Hubness reduction and analysis tools

These details have not been verified by PyPI

Project links

Project description

scikit-hubness

scikit-hubness comprises tools for the analysis and reduction of hubness in high-dimensional data. Hubness is an aspect of the curse of dimensionality and is detrimental to many machine learning and data mining tasks.

The skhubness.analysis and skhubness.reduction packages allow to

analyze, whether your data sets show hubness
reduce hubness via a variety of different techniques
perform downstream analysis (performance assessment) with scikit-learn due to compatible data structures

The skhubness.neighbors package acts as a drop-in replacement for sklearn.neighbors. In addition to the functionality inherited from scikit-learn, it also features

approximate nearest neighbor search
hubness reduction
and combinations,

which allows for fast hubness-reduced neighbor search in large datasets (tested with >1M objects).

We follow the API conventions and code style of scikit-learn.

Installation

Make sure you have a working Python3 environment (at least 3.7).

Use pip to install the latest stable version of scikit-hubness from PyPI:

pip install scikit-hubness

Dependencies are installed automatically, if necessary. scikit-hubness requires numpy, scipy and scikit-learn. Approximate nearest neighbor search and approximate hubness reduction additionally requires at least one of the following packges:

nmslib for hierachical navigable small-world graphs ('hnsw')
ngtpy for nearest neighbor graphs ('nng'), and variants (ANNG, ONNG)
puffinn for locality-sensitive hashing ('lsh')
falconn for alternative LSH ('falconn_lsh') , or
annoy for random projection forests ('rptree').

Some modules require tqdm or joblib. All these packages are available from open repositories, such as PyPI.
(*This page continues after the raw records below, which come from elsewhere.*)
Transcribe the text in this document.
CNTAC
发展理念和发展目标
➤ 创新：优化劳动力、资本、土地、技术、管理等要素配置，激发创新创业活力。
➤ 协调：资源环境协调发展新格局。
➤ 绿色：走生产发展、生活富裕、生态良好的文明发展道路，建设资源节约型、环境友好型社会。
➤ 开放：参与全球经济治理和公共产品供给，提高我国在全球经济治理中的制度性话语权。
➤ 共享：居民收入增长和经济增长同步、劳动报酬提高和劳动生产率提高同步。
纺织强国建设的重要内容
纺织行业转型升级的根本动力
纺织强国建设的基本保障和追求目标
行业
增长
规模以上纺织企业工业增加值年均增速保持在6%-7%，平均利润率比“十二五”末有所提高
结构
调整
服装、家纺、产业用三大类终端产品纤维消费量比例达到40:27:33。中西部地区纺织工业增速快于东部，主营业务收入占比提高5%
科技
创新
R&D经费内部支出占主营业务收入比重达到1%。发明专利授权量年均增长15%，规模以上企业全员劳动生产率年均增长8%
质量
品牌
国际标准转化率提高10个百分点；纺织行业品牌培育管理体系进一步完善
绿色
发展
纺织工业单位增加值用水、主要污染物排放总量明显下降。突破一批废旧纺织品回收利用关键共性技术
For more details and alternatives, please see the Installation instructions.

Documentation

Documentation is available online: http://scikit-hubness.readthedocs.io/en/latest/index.html

What's new

See the changelog to find what's new in the latest package version.

Quickstart

Users of scikit-hubness may want to

analyse, whether their data show hubness
reduce hubness
perform learning (classification, regression, ...)

The following example shows all these steps for an example dataset from the text domain (dexter). (Please make sure you have installed scikit-hubness).

# load the example dataset 'dexter'
from skhubness.data import load_dexter
X, y = load_dexter()

# dexter is embedded in a high-dimensional space,
# and could, thus, be prone to hubness
print(f'X.shape = {X.shape}, y.shape={y.shape}')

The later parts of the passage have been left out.